An undeniable fact about life is that someday it will come to an end for each one of us. Sometimes that end comes quite unexpectedly but often it can be anticipated based on age or medical conditions. In those situations where the end of life is anticipated in the near future, there is a wonderful option to help patients and families through this stage of life.

November is National Hospice and Palliative Care Month. Certainly discussions about end of life care can be difficult for families and physicians to approach, but the right approach can make all the difference for the patient’s quality of life. As physicians we are trained to treat and prevent illness and sometimes it can seem that a referral to hospice is admitting defeat. However, hospice truly can be a model for quality compassionate care for people facing a serious or life-limiting illness or injury.

From the website of the National Hospice and Palliative Care Organization (nhpco.org) “The hospice philosophy of care focuses on quality of life. When a cure is no longer possible, hospice care is designed to treat the whole person, not just the disease.”

Hospice expenses are covered under Medicare and many private insurances. There are certain qualifying criteria that must be met. The primary requirements revolve around a physician certifying that a patient has a life expectancy of six months or less, and the patient’s health care goals turning from cure to comfort. This does not mean that a patient can only be covered under hospice care for six months. As long as their condition persists and prognosis has not changed, they can be continued indefinitely. Each patient’s particular situation and eligibility is routinely monitored by the hospice program. On the alternative side, patients can choose to discontinue hospice services if their goals change.

Hospice care can be provided in a variety of settings. Sometimes it is in the hospital but more often in nursing homes or inpatient hospice, and quite commonly in the patient’s own home. The agencies really strive to honor the patient’s wishes to design a plan unique to their diagnosis.

The hospice team generally consists of a registered nurse, social worker, aide, chaplain and volunteers. Therapists and other individuals can also be involved depending on the particular patient’s interests and wishes. This is all overseen by a hospice physician.
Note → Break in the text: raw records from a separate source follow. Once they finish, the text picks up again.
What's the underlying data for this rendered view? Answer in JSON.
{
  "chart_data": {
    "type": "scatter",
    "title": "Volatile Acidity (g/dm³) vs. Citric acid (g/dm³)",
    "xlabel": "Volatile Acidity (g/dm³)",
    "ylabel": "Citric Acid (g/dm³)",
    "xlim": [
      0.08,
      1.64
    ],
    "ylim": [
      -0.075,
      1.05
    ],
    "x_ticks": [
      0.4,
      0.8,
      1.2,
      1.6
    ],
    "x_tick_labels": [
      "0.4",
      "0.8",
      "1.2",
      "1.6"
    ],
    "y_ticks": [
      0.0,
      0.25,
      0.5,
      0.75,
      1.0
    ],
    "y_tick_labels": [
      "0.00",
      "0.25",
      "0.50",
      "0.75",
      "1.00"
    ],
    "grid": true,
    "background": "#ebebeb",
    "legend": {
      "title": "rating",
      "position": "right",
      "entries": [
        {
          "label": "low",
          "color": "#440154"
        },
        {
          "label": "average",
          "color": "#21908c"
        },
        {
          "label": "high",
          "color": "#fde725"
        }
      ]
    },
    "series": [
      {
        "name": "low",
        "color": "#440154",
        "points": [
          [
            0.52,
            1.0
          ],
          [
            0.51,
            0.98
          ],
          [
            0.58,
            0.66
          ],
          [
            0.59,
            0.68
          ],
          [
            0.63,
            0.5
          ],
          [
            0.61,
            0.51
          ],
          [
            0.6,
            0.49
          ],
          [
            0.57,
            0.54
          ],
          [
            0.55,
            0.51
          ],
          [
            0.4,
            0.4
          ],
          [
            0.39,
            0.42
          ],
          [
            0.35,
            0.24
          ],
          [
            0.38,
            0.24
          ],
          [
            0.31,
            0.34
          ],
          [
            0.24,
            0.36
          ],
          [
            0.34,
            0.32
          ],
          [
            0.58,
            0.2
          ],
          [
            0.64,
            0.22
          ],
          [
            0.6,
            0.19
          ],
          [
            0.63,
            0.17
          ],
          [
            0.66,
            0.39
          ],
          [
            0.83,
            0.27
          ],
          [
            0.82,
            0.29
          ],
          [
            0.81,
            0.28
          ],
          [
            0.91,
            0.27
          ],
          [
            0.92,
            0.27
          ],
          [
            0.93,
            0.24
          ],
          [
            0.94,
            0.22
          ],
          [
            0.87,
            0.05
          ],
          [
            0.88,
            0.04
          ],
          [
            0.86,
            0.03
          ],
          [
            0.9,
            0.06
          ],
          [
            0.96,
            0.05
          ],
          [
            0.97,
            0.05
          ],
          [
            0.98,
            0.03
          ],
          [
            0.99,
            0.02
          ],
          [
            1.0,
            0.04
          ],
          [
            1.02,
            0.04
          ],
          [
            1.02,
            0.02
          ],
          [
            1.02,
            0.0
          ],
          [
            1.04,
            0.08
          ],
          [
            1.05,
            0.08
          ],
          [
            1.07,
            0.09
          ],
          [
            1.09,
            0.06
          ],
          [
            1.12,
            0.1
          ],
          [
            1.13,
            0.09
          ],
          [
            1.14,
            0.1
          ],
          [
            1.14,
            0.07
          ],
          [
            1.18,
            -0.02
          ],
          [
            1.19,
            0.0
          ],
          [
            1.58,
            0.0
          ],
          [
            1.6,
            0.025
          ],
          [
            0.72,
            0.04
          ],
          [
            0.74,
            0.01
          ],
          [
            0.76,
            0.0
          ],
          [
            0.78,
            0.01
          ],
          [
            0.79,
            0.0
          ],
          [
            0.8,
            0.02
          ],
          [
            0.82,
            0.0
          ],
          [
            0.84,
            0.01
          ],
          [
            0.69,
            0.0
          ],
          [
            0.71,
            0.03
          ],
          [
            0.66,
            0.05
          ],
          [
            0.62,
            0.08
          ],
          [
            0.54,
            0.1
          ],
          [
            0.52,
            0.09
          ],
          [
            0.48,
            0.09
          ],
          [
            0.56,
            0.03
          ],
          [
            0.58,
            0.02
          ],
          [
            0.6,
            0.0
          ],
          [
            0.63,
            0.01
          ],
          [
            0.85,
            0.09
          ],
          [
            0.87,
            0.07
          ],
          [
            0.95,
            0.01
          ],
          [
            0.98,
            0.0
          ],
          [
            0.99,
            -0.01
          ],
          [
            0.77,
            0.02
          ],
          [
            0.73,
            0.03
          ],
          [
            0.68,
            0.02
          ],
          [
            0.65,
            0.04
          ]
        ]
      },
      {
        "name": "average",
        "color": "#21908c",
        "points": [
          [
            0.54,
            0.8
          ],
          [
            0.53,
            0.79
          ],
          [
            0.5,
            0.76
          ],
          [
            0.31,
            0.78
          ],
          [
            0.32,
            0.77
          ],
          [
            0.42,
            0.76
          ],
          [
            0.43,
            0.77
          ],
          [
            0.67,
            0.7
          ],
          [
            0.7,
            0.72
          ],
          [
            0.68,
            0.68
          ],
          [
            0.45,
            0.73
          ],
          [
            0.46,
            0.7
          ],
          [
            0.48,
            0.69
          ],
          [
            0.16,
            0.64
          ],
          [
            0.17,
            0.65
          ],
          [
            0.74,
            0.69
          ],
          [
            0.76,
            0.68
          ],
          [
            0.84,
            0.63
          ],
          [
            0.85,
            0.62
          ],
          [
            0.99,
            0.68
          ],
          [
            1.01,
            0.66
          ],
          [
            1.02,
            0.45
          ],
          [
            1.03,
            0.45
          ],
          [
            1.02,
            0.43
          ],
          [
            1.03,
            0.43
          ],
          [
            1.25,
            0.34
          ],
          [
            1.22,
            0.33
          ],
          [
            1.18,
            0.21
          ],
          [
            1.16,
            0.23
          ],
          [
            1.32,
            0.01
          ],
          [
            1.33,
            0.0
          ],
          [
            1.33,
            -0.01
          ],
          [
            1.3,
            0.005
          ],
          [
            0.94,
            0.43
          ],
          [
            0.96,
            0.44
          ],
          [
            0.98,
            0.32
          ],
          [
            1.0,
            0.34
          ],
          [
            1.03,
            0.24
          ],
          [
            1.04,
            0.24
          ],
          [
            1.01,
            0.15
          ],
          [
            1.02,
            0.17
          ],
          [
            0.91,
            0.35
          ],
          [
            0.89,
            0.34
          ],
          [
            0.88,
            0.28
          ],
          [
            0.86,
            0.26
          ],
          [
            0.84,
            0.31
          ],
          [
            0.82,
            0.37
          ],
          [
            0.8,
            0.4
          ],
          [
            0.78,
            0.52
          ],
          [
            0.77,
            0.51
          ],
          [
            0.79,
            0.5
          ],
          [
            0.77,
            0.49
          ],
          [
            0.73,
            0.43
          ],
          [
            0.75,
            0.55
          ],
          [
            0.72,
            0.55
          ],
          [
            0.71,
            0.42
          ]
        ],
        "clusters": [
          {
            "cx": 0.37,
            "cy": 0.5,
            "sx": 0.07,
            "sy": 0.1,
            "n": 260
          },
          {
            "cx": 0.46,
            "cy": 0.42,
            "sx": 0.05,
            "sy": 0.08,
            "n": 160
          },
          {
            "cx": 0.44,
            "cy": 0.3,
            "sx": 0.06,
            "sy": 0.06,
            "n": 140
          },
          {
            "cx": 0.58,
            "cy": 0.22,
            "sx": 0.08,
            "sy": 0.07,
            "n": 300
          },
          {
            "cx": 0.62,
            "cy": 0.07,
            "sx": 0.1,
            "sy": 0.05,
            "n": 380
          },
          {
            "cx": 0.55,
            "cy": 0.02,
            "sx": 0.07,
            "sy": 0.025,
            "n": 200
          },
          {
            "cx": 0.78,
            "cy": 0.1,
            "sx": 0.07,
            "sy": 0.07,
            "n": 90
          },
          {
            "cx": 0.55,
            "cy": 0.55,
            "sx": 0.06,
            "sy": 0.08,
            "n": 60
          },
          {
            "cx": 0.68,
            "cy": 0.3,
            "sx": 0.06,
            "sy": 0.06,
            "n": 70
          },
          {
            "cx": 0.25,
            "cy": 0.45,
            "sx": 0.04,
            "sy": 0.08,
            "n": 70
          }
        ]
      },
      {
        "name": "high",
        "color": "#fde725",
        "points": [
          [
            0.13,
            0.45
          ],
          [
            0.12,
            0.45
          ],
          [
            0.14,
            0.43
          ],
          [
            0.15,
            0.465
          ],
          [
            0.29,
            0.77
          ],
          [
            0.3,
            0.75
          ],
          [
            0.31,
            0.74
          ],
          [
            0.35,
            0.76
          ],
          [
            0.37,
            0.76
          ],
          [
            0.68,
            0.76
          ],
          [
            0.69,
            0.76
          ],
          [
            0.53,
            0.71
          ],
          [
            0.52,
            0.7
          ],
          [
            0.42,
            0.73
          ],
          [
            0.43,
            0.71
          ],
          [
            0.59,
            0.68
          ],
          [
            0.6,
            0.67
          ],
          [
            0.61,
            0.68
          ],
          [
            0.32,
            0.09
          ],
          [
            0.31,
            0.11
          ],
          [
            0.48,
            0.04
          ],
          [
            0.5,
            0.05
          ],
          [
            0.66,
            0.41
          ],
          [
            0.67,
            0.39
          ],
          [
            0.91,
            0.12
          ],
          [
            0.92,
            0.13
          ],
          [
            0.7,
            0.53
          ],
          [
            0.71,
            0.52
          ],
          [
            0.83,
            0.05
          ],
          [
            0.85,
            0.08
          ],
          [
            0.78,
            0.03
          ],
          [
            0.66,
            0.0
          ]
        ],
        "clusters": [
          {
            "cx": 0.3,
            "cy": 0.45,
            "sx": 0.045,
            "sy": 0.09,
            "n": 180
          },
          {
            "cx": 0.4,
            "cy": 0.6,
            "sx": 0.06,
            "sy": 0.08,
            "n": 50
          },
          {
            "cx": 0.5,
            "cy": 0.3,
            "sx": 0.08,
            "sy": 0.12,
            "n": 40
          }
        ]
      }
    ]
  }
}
Additionally your primary care physician is kept informed and consulted as needed.

Hospice generally provides all medication services and equipment related to the terminal illness. The care does not end with the patient’s death either, as it can continue with up to 13 months of bereavement counseling for the family and loved ones.

There are several wonderful hospice organizations that serve our area. If you feel this is something you or a family member could benefit from, please discuss the possibility of a referral with your primary care physician.